The Snail and Slug Snack Stand is CLOSED

Posted: December 23, 2012 in Urban farming

Of all the garden pests we have, the slugs and snails do the most damage.  (Aside from the single tomato hookworm incident.  Who knew you could hear a bug munching on your leaves?!)  Slugs and snails snack on everything.  I’ve seen snails balanced precariously on the edge of my baby carrots, the leaves disappearing almost before my eyes as that damn Helix aspersa horks carrots not his own.  They are so obnoxious that one begins to understand the mental thought processes behind Monsanto.  Here is a list of various attempts to rid ourselves of the slimy pests and to close down the snack stand.
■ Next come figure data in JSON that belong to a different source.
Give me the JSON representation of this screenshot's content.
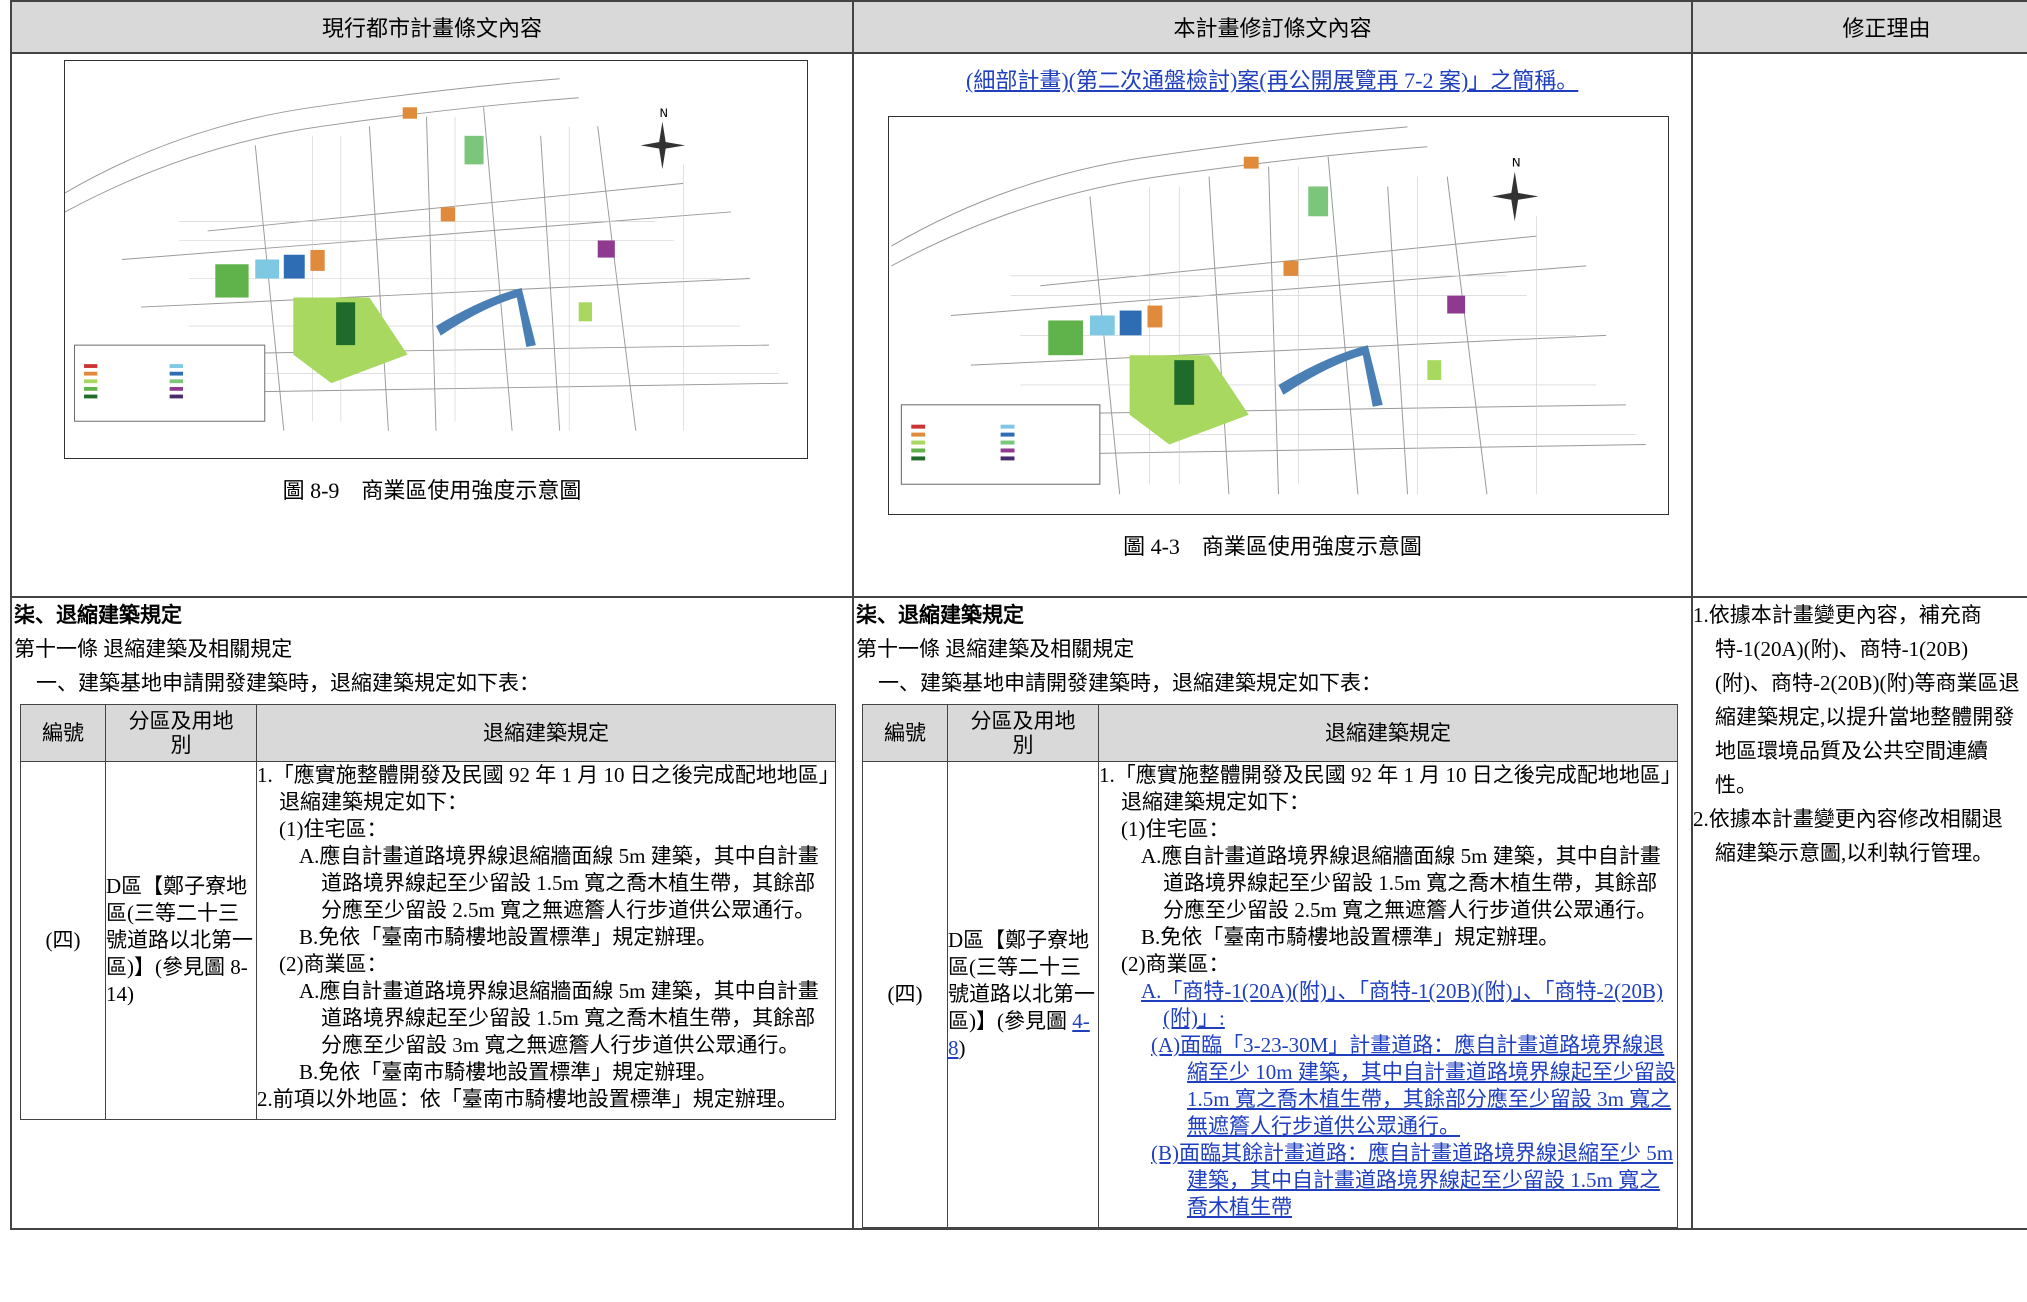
{
  "header": {
    "current": "現行都市計畫條文內容",
    "revised": "本計畫修訂條文內容",
    "reason": "修正理由"
  },
  "current": {
    "map_caption": "圖 8-9　商業區使用強度示意圖",
    "section": "柒、退縮建築規定",
    "article": "第十一條 退縮建築及相關規定",
    "clause": "一、建築基地申請開發建築時，退縮建築規定如下表：",
    "table": {
      "headers": [
        "編號",
        "分區及用地別",
        "退縮建築規定"
      ],
      "no": "(四)",
      "zone": "D區【鄭子寮地區(三等二十三號道路以北第一區)】(參見圖 8-14)",
      "rules": [
        "1.「應實施整體開發及民國 92 年 1 月 10 日之後完成配地地區」退縮建築規定如下：",
        "(1)住宅區：",
        "A.應自計畫道路境界線退縮牆面線 5m 建築，其中自計畫道路境界線起至少留設 1.5m 寬之喬木植生帶，其餘部分應至少留設 2.5m 寬之無遮簷人行步道供公眾通行。",
        "B.免依「臺南市騎樓地設置標準」規定辦理。",
        "(2)商業區：",
        "A.應自計畫道路境界線退縮牆面線 5m 建築，其中自計畫道路境界線起至少留設 1.5m 寬之喬木植生帶，其餘部分應至少留設 3m 寬之無遮簷人行步道供公眾通行。",
        "B.免依「臺南市騎樓地設置標準」規定辦理。",
        "2.前項以外地區：依「臺南市騎樓地設置標準」規定辦理。"
      ]
    }
  },
  "revised": {
    "intro": "(細部計畫)(第二次通盤檢討)案(再公開展覽再 7-2 案)」之簡稱。",
    "map_caption": "圖 4-3　商業區使用強度示意圖",
    "section": "柒、退縮建築規定",
    "article": "第十一條 退縮建築及相關規定",
    "clause": "一、建築基地申請開發建築時，退縮建築規定如下表：",
    "table": {
      "headers": [
        "編號",
        "分區及用地別",
        "退縮建築規定"
      ],
      "no": "(四)",
      "zone": "D區【鄭子寮地區(三等二十三號道路以北第一區)】(參見圖 ",
      "zone_link": "4-8",
      "zone_end": ")",
      "rules": [
        "1.「應實施整體開發及民國 92 年 1 月 10 日之後完成配地地區」退縮建築規定如下：",
        "(1)住宅區：",
        "A.應自計畫道路境界線退縮牆面線 5m 建築，其中自計畫道路境界線起至少留設 1.5m 寬之喬木植生帶，其餘部分應至少留設 2.5m 寬之無遮簷人行步道供公眾通行。",
        "B.免依「臺南市騎樓地設置標準」規定辦理。",
        "(2)商業區：",
        "A.「商特-1(20A)(附)」、「商特-1(20B)(附)」、「商特-2(20B)(附)」:",
        "(A)面臨「3-23-30M」計畫道路：應自計畫道路境界線退縮至少 10m 建築，其中自計畫道路境界線起至少留設 1.5m 寬之喬木植生帶，其餘部分應至少留設 3m 寬之無遮簷人行步道供公眾通行。",
        "(B)面臨其餘計畫道路：應自計畫道路境界線退縮至少 5m 建築，其中自計畫道路境界線起至少留設 1.5m 寬之喬木植生帶"
      ]
    }
  },
  "reasons": [
    "1.依據本計畫變更內容，補充商特-1(20A)(附)、商特-1(20B)(附)、商特-2(20B)(附)等商業區退縮建築規定,以提升當地整體開發地區環境品質及公共空間連續性。",
    "2.依據本計畫變更內容修改相關退縮建築示意圖,以利執行管理。"
  ]
}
I’ve considered cooking up some escargot- Helix aspersa, our common garden snail, is after all, the main ingredient, but have yet to work up the nerve.
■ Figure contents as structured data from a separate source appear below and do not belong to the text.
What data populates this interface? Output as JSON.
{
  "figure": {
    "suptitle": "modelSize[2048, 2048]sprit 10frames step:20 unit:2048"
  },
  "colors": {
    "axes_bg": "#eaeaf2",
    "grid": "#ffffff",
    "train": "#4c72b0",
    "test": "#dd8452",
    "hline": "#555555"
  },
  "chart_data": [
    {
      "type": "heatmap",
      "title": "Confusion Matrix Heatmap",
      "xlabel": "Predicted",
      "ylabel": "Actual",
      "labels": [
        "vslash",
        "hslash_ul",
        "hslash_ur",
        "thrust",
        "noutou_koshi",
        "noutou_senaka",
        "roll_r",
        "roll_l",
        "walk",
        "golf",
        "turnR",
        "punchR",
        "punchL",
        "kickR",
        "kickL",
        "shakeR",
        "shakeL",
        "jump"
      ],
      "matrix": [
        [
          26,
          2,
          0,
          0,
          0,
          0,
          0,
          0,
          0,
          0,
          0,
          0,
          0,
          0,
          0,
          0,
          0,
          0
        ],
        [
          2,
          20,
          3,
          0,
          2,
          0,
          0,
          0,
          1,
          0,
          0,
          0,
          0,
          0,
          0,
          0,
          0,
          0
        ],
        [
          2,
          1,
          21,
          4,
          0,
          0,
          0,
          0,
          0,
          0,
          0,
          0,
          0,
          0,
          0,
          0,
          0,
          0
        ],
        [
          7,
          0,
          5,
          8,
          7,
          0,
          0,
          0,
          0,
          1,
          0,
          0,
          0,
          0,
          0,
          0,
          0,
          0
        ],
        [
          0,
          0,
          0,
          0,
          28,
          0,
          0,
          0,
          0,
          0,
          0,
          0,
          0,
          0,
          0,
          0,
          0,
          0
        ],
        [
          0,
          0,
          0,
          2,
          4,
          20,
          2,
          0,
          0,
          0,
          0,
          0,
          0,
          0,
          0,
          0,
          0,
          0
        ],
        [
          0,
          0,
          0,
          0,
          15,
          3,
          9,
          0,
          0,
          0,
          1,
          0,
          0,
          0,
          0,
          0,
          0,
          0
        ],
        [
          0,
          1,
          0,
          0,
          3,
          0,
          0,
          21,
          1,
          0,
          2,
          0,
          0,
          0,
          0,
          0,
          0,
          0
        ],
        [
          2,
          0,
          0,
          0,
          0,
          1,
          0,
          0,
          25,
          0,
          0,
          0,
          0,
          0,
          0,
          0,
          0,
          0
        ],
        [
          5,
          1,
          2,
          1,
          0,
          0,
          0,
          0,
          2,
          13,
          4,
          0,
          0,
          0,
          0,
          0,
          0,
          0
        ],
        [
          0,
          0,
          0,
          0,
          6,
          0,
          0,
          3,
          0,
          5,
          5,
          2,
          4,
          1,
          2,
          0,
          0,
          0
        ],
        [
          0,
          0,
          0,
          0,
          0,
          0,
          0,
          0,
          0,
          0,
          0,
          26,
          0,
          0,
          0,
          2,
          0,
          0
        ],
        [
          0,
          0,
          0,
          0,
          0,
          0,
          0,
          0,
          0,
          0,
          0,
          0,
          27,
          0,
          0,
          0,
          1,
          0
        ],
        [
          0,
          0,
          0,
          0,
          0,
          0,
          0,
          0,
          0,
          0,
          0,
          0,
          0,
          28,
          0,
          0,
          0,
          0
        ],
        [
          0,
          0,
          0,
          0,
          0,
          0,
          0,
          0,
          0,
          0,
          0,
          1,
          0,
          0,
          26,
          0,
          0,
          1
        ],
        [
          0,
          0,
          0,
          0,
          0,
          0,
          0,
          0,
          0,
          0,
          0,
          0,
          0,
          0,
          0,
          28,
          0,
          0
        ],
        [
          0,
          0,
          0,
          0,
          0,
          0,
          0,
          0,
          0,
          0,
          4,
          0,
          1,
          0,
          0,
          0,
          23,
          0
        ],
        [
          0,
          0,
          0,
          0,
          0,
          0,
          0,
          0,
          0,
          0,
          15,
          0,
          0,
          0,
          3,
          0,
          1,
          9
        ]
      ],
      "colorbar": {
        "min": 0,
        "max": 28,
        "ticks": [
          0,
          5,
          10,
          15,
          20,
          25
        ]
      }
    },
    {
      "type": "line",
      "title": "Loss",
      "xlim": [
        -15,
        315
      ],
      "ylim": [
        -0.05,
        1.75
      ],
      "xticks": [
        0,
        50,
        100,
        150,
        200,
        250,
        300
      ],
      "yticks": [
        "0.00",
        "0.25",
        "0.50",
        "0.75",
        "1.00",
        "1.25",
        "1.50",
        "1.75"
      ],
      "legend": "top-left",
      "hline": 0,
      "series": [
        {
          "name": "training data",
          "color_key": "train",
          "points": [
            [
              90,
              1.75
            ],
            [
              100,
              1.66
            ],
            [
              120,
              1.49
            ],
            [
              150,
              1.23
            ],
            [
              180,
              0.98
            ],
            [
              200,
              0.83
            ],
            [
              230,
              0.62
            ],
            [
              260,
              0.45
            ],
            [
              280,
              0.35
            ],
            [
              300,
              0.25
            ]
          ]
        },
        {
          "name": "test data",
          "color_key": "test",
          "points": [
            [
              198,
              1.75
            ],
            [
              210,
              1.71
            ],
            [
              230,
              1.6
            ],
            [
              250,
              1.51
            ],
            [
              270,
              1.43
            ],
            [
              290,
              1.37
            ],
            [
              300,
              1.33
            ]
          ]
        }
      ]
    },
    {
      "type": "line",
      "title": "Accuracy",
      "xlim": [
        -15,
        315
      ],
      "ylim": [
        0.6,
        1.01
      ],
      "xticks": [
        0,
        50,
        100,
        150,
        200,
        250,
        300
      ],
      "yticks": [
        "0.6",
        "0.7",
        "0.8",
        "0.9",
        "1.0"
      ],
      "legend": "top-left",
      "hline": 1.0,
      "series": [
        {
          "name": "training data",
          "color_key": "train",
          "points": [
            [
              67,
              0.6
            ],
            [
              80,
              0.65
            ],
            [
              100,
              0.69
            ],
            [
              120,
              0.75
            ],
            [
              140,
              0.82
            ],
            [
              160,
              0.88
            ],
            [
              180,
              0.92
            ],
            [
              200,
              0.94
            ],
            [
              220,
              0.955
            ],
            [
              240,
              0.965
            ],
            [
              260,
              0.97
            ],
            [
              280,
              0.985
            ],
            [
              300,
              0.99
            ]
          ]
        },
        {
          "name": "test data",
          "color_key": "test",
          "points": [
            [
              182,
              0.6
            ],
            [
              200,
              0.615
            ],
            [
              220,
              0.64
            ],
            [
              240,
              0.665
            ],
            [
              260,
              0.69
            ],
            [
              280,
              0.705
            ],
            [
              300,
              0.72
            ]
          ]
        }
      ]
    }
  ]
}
1)  Decollate snails.  These carnivorous snails eat Helix aspersa.  The package in which they come shows a decollate with large teeth chasing a hapless and sobbing Helix aspersa through thick grass.  It’s a strangely comforting picture for those of us beleaguered by legions of Helix aspersa.
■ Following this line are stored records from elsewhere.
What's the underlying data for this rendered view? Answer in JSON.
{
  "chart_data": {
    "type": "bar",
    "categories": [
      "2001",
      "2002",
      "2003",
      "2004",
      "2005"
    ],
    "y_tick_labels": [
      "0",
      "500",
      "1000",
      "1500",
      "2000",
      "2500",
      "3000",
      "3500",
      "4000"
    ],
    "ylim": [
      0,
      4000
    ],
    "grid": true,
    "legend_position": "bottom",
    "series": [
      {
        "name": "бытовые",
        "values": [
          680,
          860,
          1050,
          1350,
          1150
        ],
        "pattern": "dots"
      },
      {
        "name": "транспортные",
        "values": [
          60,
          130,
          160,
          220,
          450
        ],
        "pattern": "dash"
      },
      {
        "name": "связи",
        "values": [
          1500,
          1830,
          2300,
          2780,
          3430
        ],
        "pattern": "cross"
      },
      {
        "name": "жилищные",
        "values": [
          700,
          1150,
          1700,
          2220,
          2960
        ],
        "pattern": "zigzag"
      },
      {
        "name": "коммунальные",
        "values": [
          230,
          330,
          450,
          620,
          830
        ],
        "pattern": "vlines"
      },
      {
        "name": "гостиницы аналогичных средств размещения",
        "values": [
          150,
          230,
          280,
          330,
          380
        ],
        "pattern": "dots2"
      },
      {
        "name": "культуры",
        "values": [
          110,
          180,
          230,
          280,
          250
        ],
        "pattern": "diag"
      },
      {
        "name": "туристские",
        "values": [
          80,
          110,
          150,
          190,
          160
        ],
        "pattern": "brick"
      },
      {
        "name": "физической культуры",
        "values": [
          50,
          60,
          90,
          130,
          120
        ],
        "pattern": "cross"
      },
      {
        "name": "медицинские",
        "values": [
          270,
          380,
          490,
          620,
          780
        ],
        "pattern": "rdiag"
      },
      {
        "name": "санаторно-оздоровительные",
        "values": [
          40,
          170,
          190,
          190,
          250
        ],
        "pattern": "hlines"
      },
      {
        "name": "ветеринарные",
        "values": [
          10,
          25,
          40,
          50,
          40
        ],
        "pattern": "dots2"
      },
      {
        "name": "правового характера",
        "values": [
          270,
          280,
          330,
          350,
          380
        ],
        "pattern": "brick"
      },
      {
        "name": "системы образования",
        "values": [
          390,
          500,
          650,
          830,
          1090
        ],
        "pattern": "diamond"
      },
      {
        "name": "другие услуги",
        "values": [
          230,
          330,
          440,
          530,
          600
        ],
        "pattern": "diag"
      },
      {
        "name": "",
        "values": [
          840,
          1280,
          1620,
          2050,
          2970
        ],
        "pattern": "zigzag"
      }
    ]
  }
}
Drawback:  Alas, nothing on the container mentions that decollates also snack on seedlings.  I found this interesting tidbit in my Southern California Organic Gardening book.  Darn the luck.

2)  Beer traps.  We put small Tupperware containers with beer in the beds.  The snails are attracted by the smell, investigate, and fall in.  At first, we tossed the snails and slugs that fell into the beer in the green waste can.  But, the chickens really enjoy the beer marinated slime balls, so now we dump the carcasses into the rose garden.  Chicken hors d’oeurves are served!  Also, those damn seedling eating decollates fall into the beer, too.

Drawbacks:  The first night we put out traps, we only had Sierra Nevada on hand.  I’d prefer to use Coors or Pabst Blue Ribbon.  Why should I pay more for the good stuff for those damn snails?  But, no, Ken insists on using Sierra Nevada.  “They like it and fall into the trap.”  I think we’ve now used nearly a 12 pack of good beer hosting the snail rave of the century.

3)  Slug hunting.  At night, they come out in all their slimy glory.  Ha, ha!  We go out with flashlights and pull them off of various plants and toss them into the beer marinade.  This is probably the most effective way to keep them under control.

Drawbacks:  Random officer of the Orange P.D:  Uh, excuse me ma’am?  Do you need assistance?
Me, clad in plaid PJ bottoms, flip flops, a heavy jacket, one latex glove, and armed with a flashlight and a brown paper bag full of snails:  Not unless you want to help me pull snails out of my garden.
Random officer:  Uh, so, you’re the homeowner?
Me:  Oh, yeah.
Random officer:  Uh, okay.  Have a good evening.  (Radio calls him off to a ‘real’ crime, although I’d say that what those damn snails do to my carrots is a real crime).
Me, rattling the bag of snails:  You too!

Also, this particular method hurts the back a bit if there are lots of snails.  And the sharp ends of the chicken wire will poke your exposed body parts.

4)  Coffee grounds supposedly deter snails and slugs and make great fertilizer.  Aside from dumping the contents of our saved coffee once or twice all over the kitchen floor and under the sink, there are no serious drawbacks to this method and it does seem to help.

5)  Copper wire around the base of plants you don’t want chomped supposedly prevents snails from the aforementioned chomping activity.

Drawbacks:  I’m not entirely sure what this accomplished.  I guess the rings look pretty.

Ultimately, what finally seems to have worked was chicken tractoring the beds between planting.  We gave the chickens at least two to three days in each bed and the snail and slug problems are far less aggravating this year than last.  Aside from my rutabagas.